Global week of action against poverty wages at H&M
While H&M is gearing up for the end-of-the-year shopping season, activists and workers around the globe are joining hands to demand living wages and fair employment conditions throughout the supply chain of the Swedish fast fashion giant.
“I did not expect that working for H&M could totally upset my life,” writes a worker packing apparel parcels for H&M at a huge logistic hub Stradella in Italy in a letter to other workers in the H&M supply chain. “At the huge warehouse where I work … the day shift started at 4.30 a.m. and we did not know at what time we would be allowed to leave.
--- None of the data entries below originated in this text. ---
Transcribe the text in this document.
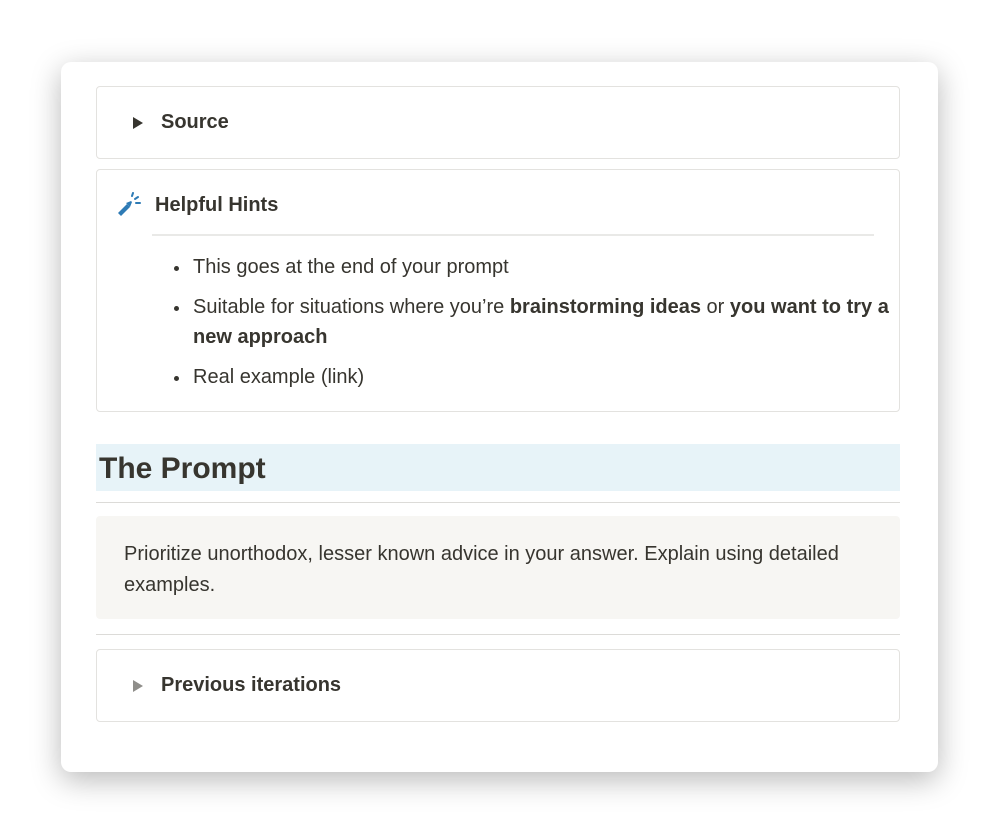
Source
Helpful Hints
• This goes at the end of your prompt
• Suitable for situations where you’re brainstorming ideas or you want to try a new approach
• Real example (link)
The Prompt
Prioritize unorthodox, lesser known advice in your answer. Explain using detailed examples.
Previous iterations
Sometimes it was 4 hours of work, sometimes 12 in a row, you never knew.” The worker preferred to stay anonymous because the XPO, the company running H&M’s logistic hub, filed a lawsuit against 147 workers and their union fighting for improved working conditions.
This echos some of the garment workers' testimonies published earlier this year. For example, a worker making H&M clothes at Koush Moda, an H&M “gold supplier” factory in Bulgaria, said: “You enter the factory at 8 in the morning, but you never know when you will be able to leave. Sometimes we go home at 4 AM."
“H&M's current business model is squeezing workers at different levels of the supply chain. But seamstresses in garment factories, packers at logistic hubs and employees in retail shops all have the right to living wages and fair employment conditions,” says Deborah Lucchetti, spokeswoman of Campagna Abiti Puliti (Clean Clothes Campaign Italy). “Today we join hands with H&M retail trade unionists to bring our joint demands to the heart of Milan.”
This is the newest chapter of the “Turn Around, H&M!” campaign. From 23-30 November it will bring the reality of H&M’s working conditions and broken living wage promise directly to the consumers through a series of street actions. They will be kicked off in London, Madrid and Milan, and will spread to at least 30 more cities over the next days.
The global week of action is timed around the fifth anniversary of H&M’s unmet commitment that 850,000 workers would be paid a living wage by this year.
“All activities aim to ensure that H&M cannot hide from scrutiny based on the specific and time-bound commitment that H&M has evidently turned its back on, while making deceptive claims of having exceeded its goals! Anyone can do that if they also claim the right to move the goal post as they see fit, but we will not let that hypocrisy go unnoticed,” said Neva Nahtigal of Clean Clothes Campaign International office.
The latest global display of solidarity with the workers making H&M’s clothes follows the publication of research findings about the situation in six factories which were covered by H&M’s 2013 commitment.
“Workers revealed that H&M was nowhere near the payment of a living wage at its supplier factories ‑ to the contrary, many workers reported poverty wages and labour rights violations. We have every reason to believe that those findings reflect the broader reality: H&M took a lot of credit for its original commitment but has failed to deliver in the form of an actual living wage materializing in workers’ wallets,” said Bettina Musiolek of Clean Clothes Campaign who coordinated the research.
"In fact, even H&M's own wage data reveals that H&M is far away from securing workers at its supplier factories a living wage,” says David Hachfeld, Clean Clothes Campaign Coordinator at the Swiss NGO Public Eye. “Wage increases over the last few years are largely due to the increased legal minimum wages. Since 2015 wage progress has slowed down substantially. In the case of India (Bangalore) inflation-adjusted wages at H&M suppliers even dropped by four percent.”
In addition to the strengthening connections along the supply chain, ever more consumers are also expressing their solidarity with the workers and the expectation that H&M will ensure a living wage without further delay. The petition launched within the "Turn Around, H&M!" campaign has already drawn close to 140,000 signatures.